Быков-quickly | Режим | Столпник | Не в фокусе | Идея фикс | Злые улицы | Всё ок | Понедельник | Всюду жизнь | Московские странности
/ Колонки / < Вы здесь
"Как выбирать слова для чужого текста?"
Беседовала Елена Калашникова

Дата публикации:  1 Мая 2004

получить по E-mail получить по E-mail
версия для печати версия для печати

Фадеев Владимир Владимирович (1947) - переводчик с немецкого. Среди работ - "В вихре призвания" Г.Гауптмана, "Автоматы" Г.Гофмана, "Сестра сна" и "Ступающая по воздуху" Р.Шнайдера, "Стужа" Т.Бернхарда, "Зеленый лик" Г.Майринка, "Убийцы персиков" А.Коллерича, поэзия В.Меринга, И.Рингельнаца, Ф.Ведекинда, Э.Кестнера, Г.Тракля, Т.Крамера и др.


Русский Журнал: По мнению А.В.Белобратова, в настоящее время Вы - лучший отечественный переводчик с немецкого. Как получилось, что Вы стали переводить?

Владимир Фадеев: Отвечая на подобный вопрос, люди обычно пускаются в воспоминания. Художники, оказывается, с детства любили краски, артисты подражали взрослым. А я в подростковом возрасте стал задумываться над тем, как выбирать слова для чужого текста. Взять, например, слово "башмак". Оно тюркского происхождения, этому не придают значения, но благодаря нашим переводчикам XIX века слова "башмак", "башмачок" и "башмачник" стали атрибутами сугубо европейского быта. А вот в наше время один человек перевел Лорку языком украинского фольклора. Я тогда еще не занимался переводом, но эта проблема меня уже интересовала.

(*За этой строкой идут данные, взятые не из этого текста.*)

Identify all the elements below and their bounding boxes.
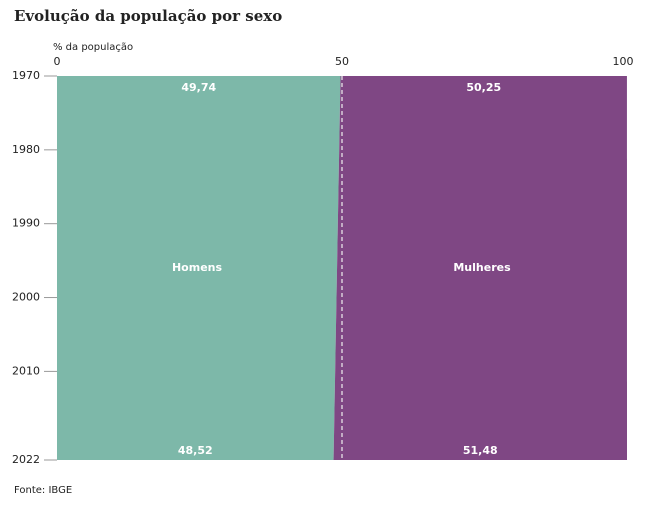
source: Fonte: IBGE xyxy=(14,485,72,496)
value-label: 48,52 xyxy=(178,444,213,457)
y-tick-label: 2010 xyxy=(12,364,40,377)
area xyxy=(57,76,341,460)
y-tick-label: 1970 xyxy=(12,69,40,82)
y-tick-label: 2022 xyxy=(12,453,40,466)
value-label: 51,48 xyxy=(463,444,498,457)
x-tick-label: 100 xyxy=(613,55,634,68)
series-label: Homens xyxy=(172,261,223,274)
value-label: 49,74 xyxy=(181,81,216,94)
y-tick-label: 1980 xyxy=(12,143,40,156)
y-tick-label: 2000 xyxy=(12,291,40,304)
x-tick-label: 50 xyxy=(335,55,349,68)
x-tick-label: 0 xyxy=(54,55,61,68)
area xyxy=(333,76,627,460)
series-label: Mulheres xyxy=(453,261,511,274)
chart-title: Evolução da população por sexo xyxy=(14,7,282,25)
axis-label: % da população xyxy=(53,42,133,53)
value-label: 50,25 xyxy=(466,81,501,94)
y-tick-label: 1990 xyxy=(12,217,40,230)
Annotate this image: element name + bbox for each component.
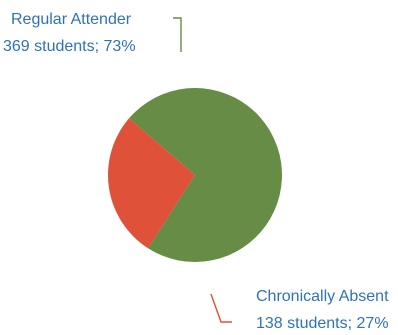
slice-label-regular-attender-name: Regular Attender xyxy=(11,11,132,28)
slice-label-chronically-absent-value: 138 students; 27% xyxy=(256,315,389,332)
leader-line-chronically-absent xyxy=(210,293,232,323)
slice-label-chronically-absent-name: Chronically Absent xyxy=(256,288,389,305)
pie-slice-regular-attender xyxy=(129,88,282,263)
pie-slices xyxy=(107,88,282,263)
slice-label-regular-attender-value: 369 students; 73% xyxy=(3,38,136,55)
pie-slice-chronically-absent xyxy=(107,118,195,249)
leader-line-regular-attender xyxy=(173,17,182,52)
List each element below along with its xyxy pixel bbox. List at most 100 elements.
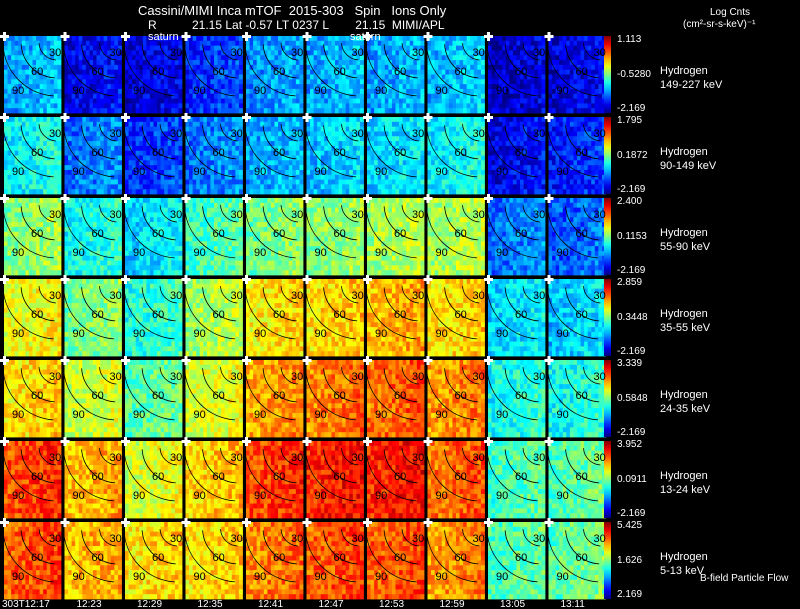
colorbar — [604, 279, 611, 356]
contour-line — [323, 530, 358, 565]
contour-label-30: 30 — [170, 371, 183, 383]
contour-label-30: 30 — [593, 47, 606, 59]
colorbar-min-label: 2.169 — [617, 589, 643, 600]
contour-label-30: 30 — [109, 452, 122, 464]
contour-label-60: 60 — [515, 552, 528, 564]
colorbar-min-label: -2.169 — [617, 427, 646, 438]
contour-line — [2, 207, 54, 259]
cross-marker — [366, 113, 369, 122]
chart-title: Cassini/MIMI Inca mTOF 2015-303 Spin Ion… — [138, 3, 447, 18]
contour-line — [81, 206, 116, 241]
time-label: 12:53 — [379, 599, 405, 609]
energy-range-label: 90-149 keV — [660, 160, 717, 172]
contour-line — [220, 124, 238, 142]
contour-line — [401, 205, 419, 223]
contour-label-90: 90 — [193, 247, 206, 259]
contour-line — [63, 45, 115, 97]
contour-line — [123, 450, 175, 502]
contour-label-90: 90 — [314, 409, 327, 421]
contour-label-60: 60 — [454, 471, 467, 483]
contour-label-60: 60 — [31, 390, 44, 402]
contour-line — [365, 45, 417, 97]
time-label: 12:23 — [76, 599, 102, 609]
contour-label-90: 90 — [254, 571, 267, 583]
contour-line — [444, 449, 479, 484]
contour-label-60: 60 — [333, 228, 346, 240]
contour-line — [159, 448, 177, 466]
contour-label-30: 30 — [109, 290, 122, 302]
contour-label-60: 60 — [212, 147, 225, 159]
units-title: Log Cnts — [710, 7, 751, 18]
contour-line — [323, 125, 358, 160]
cross-marker — [124, 356, 127, 365]
contour-line — [341, 448, 359, 466]
subtitle-r: R — [148, 18, 157, 32]
energy-range-label: 35-55 keV — [660, 322, 711, 334]
contour-label-90: 90 — [12, 247, 25, 259]
contour-label-30: 30 — [109, 371, 122, 383]
contour-label-90: 90 — [375, 328, 388, 340]
contour-label-60: 60 — [454, 390, 467, 402]
contour-line — [38, 448, 56, 466]
contour-line — [38, 529, 56, 547]
contour-label-60: 60 — [575, 147, 588, 159]
contour-line — [504, 125, 539, 160]
contour-label-30: 30 — [170, 452, 183, 464]
cross-marker — [366, 32, 369, 41]
contour-label-90: 90 — [72, 247, 85, 259]
contour-line — [547, 207, 599, 259]
contour-label-30: 30 — [230, 128, 243, 140]
contour-line — [323, 287, 358, 322]
cross-marker — [63, 32, 67, 41]
contour-line — [565, 206, 600, 241]
pixel-image — [547, 441, 606, 519]
contour-line — [280, 205, 298, 223]
contour-label-30: 30 — [593, 452, 606, 464]
contour-label-90: 90 — [133, 409, 146, 421]
contour-label-90: 90 — [193, 571, 206, 583]
pixel-image — [486, 198, 546, 276]
contour-line — [280, 286, 298, 304]
contour-label-30: 30 — [412, 209, 425, 221]
contour-line — [99, 367, 117, 385]
pixel-image — [365, 360, 425, 438]
contour-label-30: 30 — [49, 209, 62, 221]
contour-label-30: 30 — [412, 290, 425, 302]
contour-label-90: 90 — [314, 571, 327, 583]
cross-marker — [305, 194, 309, 203]
contour-line — [444, 206, 479, 241]
contour-label-30: 30 — [49, 128, 62, 140]
cross-marker — [245, 275, 248, 284]
contour-label-90: 90 — [556, 409, 569, 421]
contour-label-30: 30 — [170, 533, 183, 545]
cross-marker — [487, 32, 490, 41]
colorbar-mid-label: 0.3448 — [617, 311, 648, 323]
contour-line — [486, 45, 538, 97]
contour-line — [141, 125, 176, 160]
contour-line — [2, 288, 54, 340]
cross-marker — [366, 275, 369, 284]
contour-label-60: 60 — [31, 471, 44, 483]
contour-line — [486, 450, 538, 502]
colorbar-min-label: -2.169 — [617, 346, 646, 357]
contour-line — [184, 369, 236, 421]
species-label: Hydrogen — [660, 146, 708, 158]
contour-line — [220, 286, 238, 304]
pixel-image — [184, 441, 243, 519]
contour-line — [63, 531, 115, 583]
contour-line — [184, 531, 236, 583]
contour-label-30: 30 — [472, 128, 485, 140]
pixel-image — [63, 117, 122, 195]
contour-label-90: 90 — [133, 328, 146, 340]
contour-label-90: 90 — [254, 409, 267, 421]
contour-label-90: 90 — [133, 85, 146, 97]
contour-line — [522, 448, 540, 466]
contour-line — [141, 449, 176, 484]
contour-label-30: 30 — [472, 290, 485, 302]
contour-line — [63, 450, 115, 502]
contour-label-60: 60 — [152, 309, 165, 321]
contour-line — [565, 449, 600, 484]
cross-marker — [63, 275, 67, 284]
colorbar-mid-label: 0.0911 — [617, 473, 647, 485]
pixel-image — [123, 36, 183, 114]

РЖ: В какие годы был сделан этот перевод?

В.Ф.: В 1960-е. Его считали удачным примером так называемого способа "ностризации". Когда я писал диссертацию про немецких экспрессионистов, меня подмывало кое-какие тексты перевести, ведь в подстрочнике многое теряется. И я на свой страх и риск перевел несколько стихотворений.

РЖ: Вы учились на филфаке ЛГУ?

В.Ф.: В аспирантуре - на кафедре зарубежных литератур. А по образованию я русист.

РЖ: Немецкий Вы учили в школе?

В.Ф.: Да, немецкий и английский.

РЖ: Но немецкий оказался ближе?

В.Ф.: Да. Вероятно, тут сыграли роль сказки Гофмана с их игрушечной уютностью и гротеском.

РЖ: Не помните, после какого произведения Вы обратили внимание на фамилию переводчика?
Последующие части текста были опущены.